Now relaxed and balanced in trot and canter and has gone on to clock up 250km of trail riding, loving every minute! 






"Pinto Boy" 14yr 16.2hh 1/2 TB Gelding. Arrived October.

This horse would be the fattest horse I have ever seen!

Symptoms before treatment


  • Equine Metabolic Syndrome (EMS)
  • Extremely overweight. 8 inch crest and thick fat over top half of body.
  • Laminitic – dropped soles, white line separation, flare walls that never grew straight down.
  • Very sore feet. Needs hoof boots in paddock to be comfortable.
  • Never canters in paddock.
  • Head-flicking.
  • Very herd-bound.
  • Terrible to float.
  • Thick winded.
  • Stiff and takes a lot to warm up when ridden.
  • Difficult to handle. Naughty to ride.
  • Note dropped sole. Very close to full blown laminitis.

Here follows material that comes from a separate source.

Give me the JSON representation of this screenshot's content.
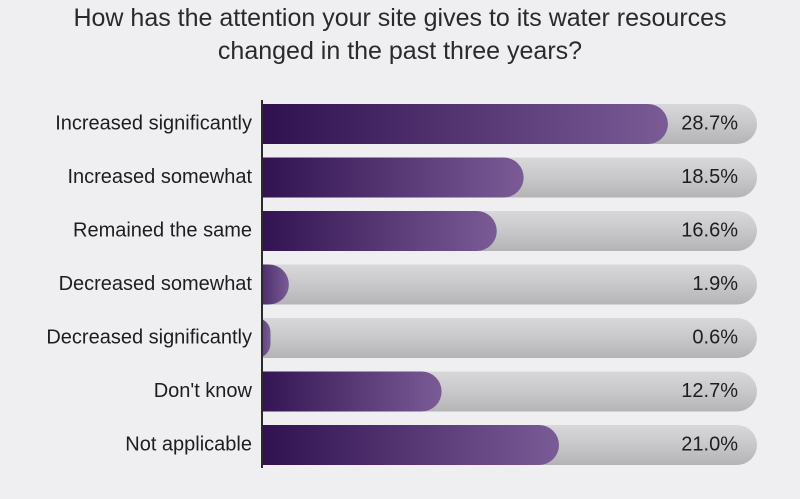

  • Removed from pasture due to severity of symptoms of EMS and head-flicking. Calorie intake needed to be reduced.
  • Salt 60g.
  • Duwell Minerals and Vitamins powder, Duwell Magnesium Liquid.
  • Oat chaff, ezibeet, ½ cup oats and ½ bale of hay per day.

  • 4 months later – a gradual process of losing weight...
  • Perfect behavior. A real gentleman.
  • He now can be ridden on the road with no boots. Has developed toe calluses.
  • Equine Metabolic Syndrome gone.
  • Canters in the paddock.
  • Free-moving and happy when ridden. Doesn’t need to warm up anymore.
  • Clean winded and appears fit with very little work.
  • No longer head flicks.
  • Now ridden by a 12 year old girl.




  • Approximately 10mm of concavity now present. This is the same foot as first photo.
  • White line completely tight – no separation. Wall now grows down.

Pinto Boy is a great example of how the right diet can correct major health issues in horses. Correct hoof trimming also enables a horse’s feet correct over time.

Pinto Boy is now sounder than he has been for eight years.